Évidemment, chaque cas est différent et doit être traité comme tel. Dans l’histoire relatée plus haut, la professionnelle en soins aurait dû, après avoir constaté le risque réel et immédiat auquel elle s’exposait (contexte de soins inhabituel, méconnaissance des lieux et absence d’inspection préalable, agressivité du patient, insistance de la conjointe, etc.), refuser de descendre au sous-sol. Toutefois, ceci est souvent plus facile à dire qu’à faire. Pour se protéger adéquatement contre le risque d’agression, si l’on ne peut pas toujours agir à la source même des dangers, il est important d’avoir les connaissances et les outils pour évaluer correctement la situation et réagir de façon appropriée. Et surtout, il est important de ne pas se sentir coupable si un tel évènement devait survenir. S’il est vrai que le-la travailleur-euse doit prendre les mesures essentielles pour se protéger, l’employeur a la responsabilité de prendre les moyens nécessaires afin d’assurer la santé, la sécurité et l’intégrité physique de celui-celle qui est à son emploi (LSST, art. 51). De plus, la professionnelle en soins peut en tout temps compter sur l’appui de son équipe syndicale locale. Cette dernière sera en mesure de l’éclairer sur le droit de refus, de l’accompagner tout au long du processus, de la diriger vers les ressources pertinentes au besoin et de cibler des moyens visant à éviter qu’une telle situation ne se reproduise.

Même si les professionnelles ont à cœur de dispenser des soins aux patient-e-s, elles ne doivent jamais mettre leur vie en danger, ni celle d’autrui. En prévention, il faut se rappeler que parfois refuser peut vous sauver!

SST au courant?

L’Association paritaire pour la santé et la sécurité du travail du secteur des affaires sociales (ASSTSAS) propose une intéressante et pertinente brochure, Prévention des agressions lors d’interventions dans la communauté – astuces de sécurité.

L’article 30 de la LSST prévoit qu’aucune mesure de discrimination, de représailles ou de sanction ne peut être prise contre un-e travailleur-euse qui exerce son droit de refus. Si tel devait être le cas, celui-celle-ci pourra soit recourir à la procédure de grief prévue à sa convention collective, soit soumettre une plainte par écrit à la CSST. Son équipe syndicale locale lui sera alors d’une précieuse aide.

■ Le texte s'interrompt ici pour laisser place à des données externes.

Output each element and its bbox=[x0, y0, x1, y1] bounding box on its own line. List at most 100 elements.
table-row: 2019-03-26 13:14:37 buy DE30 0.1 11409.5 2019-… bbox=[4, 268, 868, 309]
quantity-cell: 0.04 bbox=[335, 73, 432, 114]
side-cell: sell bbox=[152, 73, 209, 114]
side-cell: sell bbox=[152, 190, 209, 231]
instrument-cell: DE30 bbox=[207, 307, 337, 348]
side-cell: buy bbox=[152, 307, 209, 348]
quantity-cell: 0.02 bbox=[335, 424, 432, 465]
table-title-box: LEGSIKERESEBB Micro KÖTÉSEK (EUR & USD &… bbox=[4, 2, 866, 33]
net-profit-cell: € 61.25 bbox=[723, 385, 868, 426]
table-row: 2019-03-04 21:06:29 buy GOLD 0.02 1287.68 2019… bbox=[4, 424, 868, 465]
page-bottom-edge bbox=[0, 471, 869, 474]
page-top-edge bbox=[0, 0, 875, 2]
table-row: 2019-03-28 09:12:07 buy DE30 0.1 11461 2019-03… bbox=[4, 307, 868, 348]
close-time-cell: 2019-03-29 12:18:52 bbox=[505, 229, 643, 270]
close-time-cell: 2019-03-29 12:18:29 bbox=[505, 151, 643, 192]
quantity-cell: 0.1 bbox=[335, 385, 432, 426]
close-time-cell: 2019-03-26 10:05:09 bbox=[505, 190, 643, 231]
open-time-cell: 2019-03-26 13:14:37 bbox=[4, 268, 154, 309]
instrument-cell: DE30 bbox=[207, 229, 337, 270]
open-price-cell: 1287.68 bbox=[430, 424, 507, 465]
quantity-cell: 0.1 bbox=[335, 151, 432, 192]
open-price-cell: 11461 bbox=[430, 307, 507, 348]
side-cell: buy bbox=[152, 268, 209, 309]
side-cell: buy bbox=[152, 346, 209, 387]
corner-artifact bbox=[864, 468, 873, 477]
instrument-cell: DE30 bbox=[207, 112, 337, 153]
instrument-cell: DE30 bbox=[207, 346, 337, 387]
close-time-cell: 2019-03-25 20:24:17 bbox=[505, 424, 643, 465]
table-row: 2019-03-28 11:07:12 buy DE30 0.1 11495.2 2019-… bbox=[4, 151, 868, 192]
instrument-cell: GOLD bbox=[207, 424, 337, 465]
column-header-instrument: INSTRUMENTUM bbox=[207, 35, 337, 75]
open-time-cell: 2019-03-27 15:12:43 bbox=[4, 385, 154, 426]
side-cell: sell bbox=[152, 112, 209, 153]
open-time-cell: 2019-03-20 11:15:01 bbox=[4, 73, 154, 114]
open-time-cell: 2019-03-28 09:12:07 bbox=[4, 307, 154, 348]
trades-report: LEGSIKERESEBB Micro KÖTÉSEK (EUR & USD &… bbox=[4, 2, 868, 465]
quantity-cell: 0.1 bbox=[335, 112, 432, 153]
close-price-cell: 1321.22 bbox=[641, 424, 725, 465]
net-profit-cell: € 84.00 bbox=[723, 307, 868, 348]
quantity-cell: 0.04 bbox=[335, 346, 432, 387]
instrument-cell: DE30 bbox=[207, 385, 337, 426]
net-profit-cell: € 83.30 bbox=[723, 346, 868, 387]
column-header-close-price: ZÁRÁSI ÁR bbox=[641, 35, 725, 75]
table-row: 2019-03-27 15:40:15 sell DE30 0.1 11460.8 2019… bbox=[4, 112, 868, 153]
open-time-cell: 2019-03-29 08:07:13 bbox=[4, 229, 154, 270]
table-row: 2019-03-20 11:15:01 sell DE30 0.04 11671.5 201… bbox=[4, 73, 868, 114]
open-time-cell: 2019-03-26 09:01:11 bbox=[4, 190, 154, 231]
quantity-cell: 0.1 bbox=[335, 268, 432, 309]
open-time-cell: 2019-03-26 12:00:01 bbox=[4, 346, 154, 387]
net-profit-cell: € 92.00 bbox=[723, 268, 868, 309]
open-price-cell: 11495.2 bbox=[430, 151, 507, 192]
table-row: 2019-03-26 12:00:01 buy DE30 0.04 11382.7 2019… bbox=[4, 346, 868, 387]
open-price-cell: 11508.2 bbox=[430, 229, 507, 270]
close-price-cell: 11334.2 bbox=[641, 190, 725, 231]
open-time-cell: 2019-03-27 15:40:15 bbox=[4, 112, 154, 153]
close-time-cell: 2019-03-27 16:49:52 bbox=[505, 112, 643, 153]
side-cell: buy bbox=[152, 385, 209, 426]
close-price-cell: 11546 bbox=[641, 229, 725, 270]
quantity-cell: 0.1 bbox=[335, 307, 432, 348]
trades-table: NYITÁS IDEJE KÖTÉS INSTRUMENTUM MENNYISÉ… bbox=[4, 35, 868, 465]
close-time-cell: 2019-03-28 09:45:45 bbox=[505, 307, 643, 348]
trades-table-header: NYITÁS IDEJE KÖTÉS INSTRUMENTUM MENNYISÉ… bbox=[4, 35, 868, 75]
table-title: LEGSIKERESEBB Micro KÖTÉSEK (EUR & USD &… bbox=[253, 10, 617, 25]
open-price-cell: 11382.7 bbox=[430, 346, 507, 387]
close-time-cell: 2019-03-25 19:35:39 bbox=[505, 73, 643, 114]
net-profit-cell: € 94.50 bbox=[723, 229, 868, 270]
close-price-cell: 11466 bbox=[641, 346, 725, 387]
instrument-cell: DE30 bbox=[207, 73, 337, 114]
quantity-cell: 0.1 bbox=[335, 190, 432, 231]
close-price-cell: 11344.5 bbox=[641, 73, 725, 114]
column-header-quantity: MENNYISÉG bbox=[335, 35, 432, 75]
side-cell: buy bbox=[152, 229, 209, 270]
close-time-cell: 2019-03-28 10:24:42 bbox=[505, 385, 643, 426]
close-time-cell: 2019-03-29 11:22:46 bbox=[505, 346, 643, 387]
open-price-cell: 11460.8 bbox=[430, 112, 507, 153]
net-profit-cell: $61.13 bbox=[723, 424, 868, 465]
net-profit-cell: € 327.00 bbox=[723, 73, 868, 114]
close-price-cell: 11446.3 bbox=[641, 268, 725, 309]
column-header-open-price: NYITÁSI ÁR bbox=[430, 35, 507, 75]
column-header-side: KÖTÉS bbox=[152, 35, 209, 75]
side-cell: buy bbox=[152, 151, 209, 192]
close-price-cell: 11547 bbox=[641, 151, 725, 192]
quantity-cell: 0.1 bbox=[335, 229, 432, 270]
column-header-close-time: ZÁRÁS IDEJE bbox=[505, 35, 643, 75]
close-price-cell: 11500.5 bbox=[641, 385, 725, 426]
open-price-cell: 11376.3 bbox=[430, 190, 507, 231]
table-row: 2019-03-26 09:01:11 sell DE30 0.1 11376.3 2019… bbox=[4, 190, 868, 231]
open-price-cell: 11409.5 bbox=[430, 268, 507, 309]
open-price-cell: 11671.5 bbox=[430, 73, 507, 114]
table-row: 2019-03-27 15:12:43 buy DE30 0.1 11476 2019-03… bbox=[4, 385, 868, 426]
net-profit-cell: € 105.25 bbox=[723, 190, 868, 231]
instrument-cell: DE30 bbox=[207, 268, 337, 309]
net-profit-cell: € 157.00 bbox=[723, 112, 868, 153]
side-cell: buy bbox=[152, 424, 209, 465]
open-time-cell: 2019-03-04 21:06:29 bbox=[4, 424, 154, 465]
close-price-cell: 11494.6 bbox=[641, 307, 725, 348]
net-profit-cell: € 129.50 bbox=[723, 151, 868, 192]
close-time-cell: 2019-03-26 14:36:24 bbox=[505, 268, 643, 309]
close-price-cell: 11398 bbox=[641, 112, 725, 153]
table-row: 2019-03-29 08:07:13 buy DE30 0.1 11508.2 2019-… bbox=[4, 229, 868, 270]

La décision d’un-e inspecteur-trice de la CSST, même si elle est exécutoire, peut faire l’objet d’une demande de révision et d’une contestation devant la Commission des lésions professionnelles dans les 10 jours de sa réception (LSST, art. 20).

Le-la travailleur-euse qui exerce son droit de refus est réputé-e être au travail lorsqu’il-elle exerce ce droit (LSST, art. 14). L’employeur peut exiger qu’il-elle demeure disponible sur le lieu de travail et l’affecter temporairement à une autre tâche qu’il-elle est raisonnablement en mesure d’accomplir (LSST, art. 25). Si il-elle travaille en soins à domicile, son lieu de travail est le CLSC.

Des codes de couleurs différentes sont prévus dans les établissements afin de mobiliser les intervenant-e-s lorsque survient une situation d’urgence. Dans les cas où l’on se retrouve face à une personne violente, c’est la procédure prévue par le code blanc qui permet de demander de l’aide. Il est important que chaque professionnelle en soins reçoive la formation adéquate quant à l’utilisation de cette procédure.

En 2013, 37,7 % de l’ensemble des lésions attribuables à la violence en milieu de travail reconnues par la CSST concernaient la catégorie « personnel de la santé ».